Pretty exciting find this last Saturday (October 18th). Hiked up the Middle Fork Trail past the 9-hour giant (see next post) and then went up hill West of the creek from 9-hour lake. At about 1600' the stumps stop, it gets steep, and there are a whole lot of big trees. I measured a couple and they were in the 180-200' range, so nothing really big but they went on and on. In fact, that group of trees was pretty continuous for about a mile West until you get to the really brushy rock field just before the Rainy Creek drainage.
This is big-time cross country work here. Extremely steep with, essentially, ramps that lead from various 'shelves' (in quotes because they are only flat relative to the other terrain).

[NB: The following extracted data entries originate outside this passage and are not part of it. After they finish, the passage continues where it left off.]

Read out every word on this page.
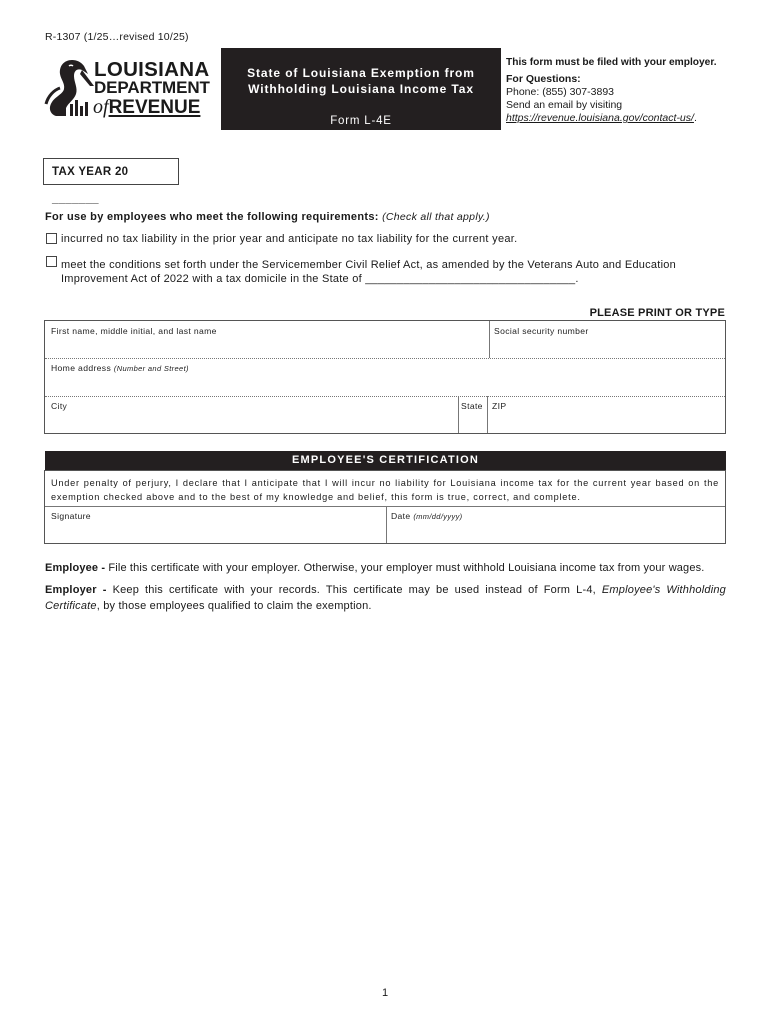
R-1307 (1/25…revised 10/25)
LOUISIANA
DEPARTMENT
ofREVENUE
State of Louisiana Exemption from
Withholding Louisiana Income Tax
Form L-4E
This form must be filed with your employer.
For Questions:
Phone: (855) 307-3893
Send an email by visiting
https://revenue.louisiana.gov/contact-us/.
TAX YEAR 20 _______
For use by employees who meet the following requirements: (Check all that apply.)
incurred no tax liability in the prior year and anticipate no tax liability for the current year.
meet the conditions set forth under the Servicemember Civil Relief Act, as amended by the Veterans Auto and Education
Improvement Act of 2022 with a tax domicile in the State of _________________________________.
PLEASE PRINT OR TYPE
First name, middle initial, and last name	Social security number
Home address (Number and Street)
City	State ZIP
EMPLOYEE'S CERTIFICATION
Under penalty of perjury, I declare that I anticipate that I will incur no liability for Louisiana income tax for the current year based on the exemption checked above and to the best of my knowledge and belief, this form is true, correct, and complete.
Signature	Date (mm/dd/yyyy)
Employee - File this certificate with your employer. Otherwise, your employer must withhold Louisiana income tax from your wages.
Employer - Keep this certificate with your records. This certificate may be used instead of Form L-4, Employee's Withholding Certificate, by those employees qualified to claim the exemption.
1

Crossing the four stream beds is even more challenging with the first two being the worst. I went up to 1800' along 9-hour creek then traversed up to about 2,000'. I crossed into the brush at 2,300', right near a tree with a huge base, but splits into three trees about 30' up (almost took a picture by it but thought it would be misleading).
This was the hardest cross-country I have ever done in my life, taking over 4 hours to go that mile. In retrospect, I probably should have had a helmet. Although I left a detailed route description at home, I'm pretty sure, had I fallen, I would have never been found.
All that aside, this was the longest stretch of large old-growth I have seen in Washington outside of the Olympic NP or North Cascades NP. I think it is the Land of Giants.
I had great hopes for the Rainy Creek drainage but was dissappointed to find it all logged, even into the areas I showed as old-growth. It was a perfect place, you can tell by the stumps!